Volcengine
VKE¶
Volcengine
Kubernetes Engine (VKE), VKE metrics collection, including Cluster, Container, Node, Pod, etc.
Config¶
Install Func¶
Recommend opening 「Integrations - Extension - DataFlux Func (Automata)」: All preconditions are installed automatically, Please continue with the script installation
If you deploy Func yourself,Refer to Self-Deployment of Func
Installation script¶
Tip:Please prepare
Volcenine
AK that meets the requirements in advance(For simplicity's sake,,You can directly grant the global read-only permissionReadOnlyAccess
)
To synchronize the monitoring data of VKE cloud resources, we install the corresponding collection script:「Guance Integration(Volcenine
-VKE Collect)」(ID:guance_volcengine_vke
)
Click "Install" and enter the corresponding parameters: Volcenine
AK, Volcenine
account name.
tap "Deploy startup Script",The system automatically creates Startup
script sets,And automatically configure the corresponding startup script.

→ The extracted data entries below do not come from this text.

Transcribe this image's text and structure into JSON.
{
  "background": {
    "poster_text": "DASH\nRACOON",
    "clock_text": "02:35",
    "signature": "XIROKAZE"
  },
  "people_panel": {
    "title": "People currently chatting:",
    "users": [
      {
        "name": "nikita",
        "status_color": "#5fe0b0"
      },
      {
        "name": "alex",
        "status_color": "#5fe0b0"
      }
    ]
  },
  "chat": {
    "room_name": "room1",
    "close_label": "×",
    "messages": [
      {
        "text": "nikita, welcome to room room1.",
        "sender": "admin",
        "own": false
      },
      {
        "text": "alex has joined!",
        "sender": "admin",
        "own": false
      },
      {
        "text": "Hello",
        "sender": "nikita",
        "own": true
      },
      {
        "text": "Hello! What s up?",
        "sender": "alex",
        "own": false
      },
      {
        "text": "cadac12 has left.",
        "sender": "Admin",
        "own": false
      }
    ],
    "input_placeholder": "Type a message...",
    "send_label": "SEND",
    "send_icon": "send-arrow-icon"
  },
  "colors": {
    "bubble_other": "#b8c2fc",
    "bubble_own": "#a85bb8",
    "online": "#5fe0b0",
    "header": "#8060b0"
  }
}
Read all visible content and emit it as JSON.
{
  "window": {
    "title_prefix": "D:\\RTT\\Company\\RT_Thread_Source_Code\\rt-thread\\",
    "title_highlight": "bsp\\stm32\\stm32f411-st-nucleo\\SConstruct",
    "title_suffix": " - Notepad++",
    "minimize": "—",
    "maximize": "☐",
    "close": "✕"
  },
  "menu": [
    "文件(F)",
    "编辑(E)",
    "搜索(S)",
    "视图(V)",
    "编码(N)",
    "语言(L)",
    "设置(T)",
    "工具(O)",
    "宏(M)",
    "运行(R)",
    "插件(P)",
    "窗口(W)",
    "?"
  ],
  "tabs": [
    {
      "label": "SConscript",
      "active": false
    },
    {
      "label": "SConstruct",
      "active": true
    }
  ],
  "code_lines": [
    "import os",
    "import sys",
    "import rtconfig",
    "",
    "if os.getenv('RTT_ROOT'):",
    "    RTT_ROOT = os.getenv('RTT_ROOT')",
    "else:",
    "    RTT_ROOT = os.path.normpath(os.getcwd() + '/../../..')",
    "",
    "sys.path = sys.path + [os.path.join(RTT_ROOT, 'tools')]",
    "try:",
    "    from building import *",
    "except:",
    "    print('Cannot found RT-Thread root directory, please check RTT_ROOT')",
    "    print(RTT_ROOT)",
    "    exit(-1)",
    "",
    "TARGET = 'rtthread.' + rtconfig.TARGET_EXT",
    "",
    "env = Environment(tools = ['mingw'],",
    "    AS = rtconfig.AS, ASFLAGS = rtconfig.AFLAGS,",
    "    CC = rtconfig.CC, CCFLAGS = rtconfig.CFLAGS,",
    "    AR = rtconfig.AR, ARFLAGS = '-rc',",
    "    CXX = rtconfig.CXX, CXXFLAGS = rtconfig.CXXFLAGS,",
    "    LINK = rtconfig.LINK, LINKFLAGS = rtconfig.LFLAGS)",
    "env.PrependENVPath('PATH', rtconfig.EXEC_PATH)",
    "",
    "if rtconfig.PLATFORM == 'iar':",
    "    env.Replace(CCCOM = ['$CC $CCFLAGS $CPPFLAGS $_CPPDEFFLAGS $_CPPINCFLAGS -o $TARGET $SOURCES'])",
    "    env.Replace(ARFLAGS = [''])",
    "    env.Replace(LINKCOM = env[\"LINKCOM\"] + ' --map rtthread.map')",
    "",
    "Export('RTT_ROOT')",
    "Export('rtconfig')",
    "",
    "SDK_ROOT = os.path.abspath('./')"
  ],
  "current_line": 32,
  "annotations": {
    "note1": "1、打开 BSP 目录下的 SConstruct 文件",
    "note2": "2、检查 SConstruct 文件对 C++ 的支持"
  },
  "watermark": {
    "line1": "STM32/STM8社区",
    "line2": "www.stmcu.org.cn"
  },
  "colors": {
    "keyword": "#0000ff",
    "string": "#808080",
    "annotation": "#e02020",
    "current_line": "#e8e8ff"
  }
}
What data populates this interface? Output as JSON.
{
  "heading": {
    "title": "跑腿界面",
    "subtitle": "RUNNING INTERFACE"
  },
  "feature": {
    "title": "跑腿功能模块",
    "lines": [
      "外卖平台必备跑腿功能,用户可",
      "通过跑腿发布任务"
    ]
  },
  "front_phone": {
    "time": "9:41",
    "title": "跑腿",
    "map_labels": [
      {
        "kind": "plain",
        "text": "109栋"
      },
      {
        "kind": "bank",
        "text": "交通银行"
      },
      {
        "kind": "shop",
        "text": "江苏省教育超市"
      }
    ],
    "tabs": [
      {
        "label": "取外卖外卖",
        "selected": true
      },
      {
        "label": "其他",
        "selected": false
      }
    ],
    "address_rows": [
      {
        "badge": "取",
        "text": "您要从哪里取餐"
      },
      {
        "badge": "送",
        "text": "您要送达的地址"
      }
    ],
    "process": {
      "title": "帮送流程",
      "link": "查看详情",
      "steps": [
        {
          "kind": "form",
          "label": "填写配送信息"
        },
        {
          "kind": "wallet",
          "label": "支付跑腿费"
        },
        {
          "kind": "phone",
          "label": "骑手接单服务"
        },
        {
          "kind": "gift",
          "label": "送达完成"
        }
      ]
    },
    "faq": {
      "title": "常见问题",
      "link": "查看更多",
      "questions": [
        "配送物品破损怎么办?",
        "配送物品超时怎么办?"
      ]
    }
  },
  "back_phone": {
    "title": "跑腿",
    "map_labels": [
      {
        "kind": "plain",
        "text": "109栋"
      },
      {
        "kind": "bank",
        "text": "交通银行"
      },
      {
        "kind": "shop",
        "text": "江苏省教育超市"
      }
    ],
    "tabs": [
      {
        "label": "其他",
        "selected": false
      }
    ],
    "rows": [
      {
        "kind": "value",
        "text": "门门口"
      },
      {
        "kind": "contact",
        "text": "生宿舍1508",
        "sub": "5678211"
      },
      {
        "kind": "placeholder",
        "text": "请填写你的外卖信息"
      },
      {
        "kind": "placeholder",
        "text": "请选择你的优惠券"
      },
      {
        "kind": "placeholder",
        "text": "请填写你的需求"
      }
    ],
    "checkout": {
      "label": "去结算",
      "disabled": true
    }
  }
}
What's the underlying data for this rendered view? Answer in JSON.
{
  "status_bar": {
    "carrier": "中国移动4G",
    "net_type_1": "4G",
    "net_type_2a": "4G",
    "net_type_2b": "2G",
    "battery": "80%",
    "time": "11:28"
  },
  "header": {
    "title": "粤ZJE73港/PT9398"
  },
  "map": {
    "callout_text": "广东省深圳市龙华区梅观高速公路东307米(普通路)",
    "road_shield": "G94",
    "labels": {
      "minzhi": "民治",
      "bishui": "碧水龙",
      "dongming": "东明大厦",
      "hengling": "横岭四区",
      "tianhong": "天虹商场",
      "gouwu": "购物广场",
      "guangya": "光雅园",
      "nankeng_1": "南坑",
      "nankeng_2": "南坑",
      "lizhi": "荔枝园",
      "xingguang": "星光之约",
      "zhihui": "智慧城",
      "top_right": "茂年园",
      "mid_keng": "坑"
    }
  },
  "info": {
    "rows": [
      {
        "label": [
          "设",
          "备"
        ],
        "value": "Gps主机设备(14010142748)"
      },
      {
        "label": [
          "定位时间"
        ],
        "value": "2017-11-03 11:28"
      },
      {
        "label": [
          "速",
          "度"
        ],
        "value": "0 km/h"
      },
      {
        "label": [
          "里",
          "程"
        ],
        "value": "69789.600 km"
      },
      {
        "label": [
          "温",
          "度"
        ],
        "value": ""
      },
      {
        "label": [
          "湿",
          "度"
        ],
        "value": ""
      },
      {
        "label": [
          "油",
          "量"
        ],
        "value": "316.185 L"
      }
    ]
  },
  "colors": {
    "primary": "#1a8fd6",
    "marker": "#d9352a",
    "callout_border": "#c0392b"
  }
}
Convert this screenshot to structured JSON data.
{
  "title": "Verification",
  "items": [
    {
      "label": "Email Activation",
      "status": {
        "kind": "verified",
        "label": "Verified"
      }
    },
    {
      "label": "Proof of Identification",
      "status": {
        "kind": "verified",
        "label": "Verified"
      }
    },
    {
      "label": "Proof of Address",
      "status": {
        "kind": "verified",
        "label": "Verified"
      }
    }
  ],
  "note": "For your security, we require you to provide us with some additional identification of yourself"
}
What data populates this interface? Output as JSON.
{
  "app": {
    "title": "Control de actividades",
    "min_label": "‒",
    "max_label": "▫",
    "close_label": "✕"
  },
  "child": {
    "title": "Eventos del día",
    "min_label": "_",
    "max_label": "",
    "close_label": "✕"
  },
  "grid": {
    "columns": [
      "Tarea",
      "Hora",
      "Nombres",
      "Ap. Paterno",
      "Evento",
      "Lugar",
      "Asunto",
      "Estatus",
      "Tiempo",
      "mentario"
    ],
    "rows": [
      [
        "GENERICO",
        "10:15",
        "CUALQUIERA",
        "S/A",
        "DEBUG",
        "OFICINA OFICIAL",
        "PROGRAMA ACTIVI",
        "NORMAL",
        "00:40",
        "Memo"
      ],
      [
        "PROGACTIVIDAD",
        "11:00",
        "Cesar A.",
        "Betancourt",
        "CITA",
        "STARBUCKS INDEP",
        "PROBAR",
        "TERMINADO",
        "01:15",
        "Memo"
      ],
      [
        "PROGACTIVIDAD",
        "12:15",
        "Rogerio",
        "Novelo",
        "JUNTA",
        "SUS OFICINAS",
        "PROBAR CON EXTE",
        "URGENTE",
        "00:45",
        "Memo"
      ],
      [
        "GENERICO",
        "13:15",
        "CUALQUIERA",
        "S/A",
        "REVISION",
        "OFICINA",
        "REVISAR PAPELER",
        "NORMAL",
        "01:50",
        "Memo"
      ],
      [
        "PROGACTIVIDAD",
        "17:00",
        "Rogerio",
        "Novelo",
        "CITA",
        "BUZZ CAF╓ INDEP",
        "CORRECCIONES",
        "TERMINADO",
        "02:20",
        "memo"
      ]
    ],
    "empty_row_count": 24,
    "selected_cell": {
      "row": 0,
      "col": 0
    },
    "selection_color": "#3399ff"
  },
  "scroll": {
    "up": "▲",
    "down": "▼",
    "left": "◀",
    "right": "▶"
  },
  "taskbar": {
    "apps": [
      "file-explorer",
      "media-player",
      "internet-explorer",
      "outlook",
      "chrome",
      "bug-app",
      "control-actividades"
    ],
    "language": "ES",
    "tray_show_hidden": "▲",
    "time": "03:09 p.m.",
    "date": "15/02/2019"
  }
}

After this function is enabled, you can view the automatic triggering configuration in「Management / Crontab Config」。Click "Run",you can immediately execute once, without waiting for a regular time。After a while, you can view task execution records and corresponding logs.
If you want to collect logs, you must enable the corresponding log collection script. If you want to collect bills, start the cloud bill collection script.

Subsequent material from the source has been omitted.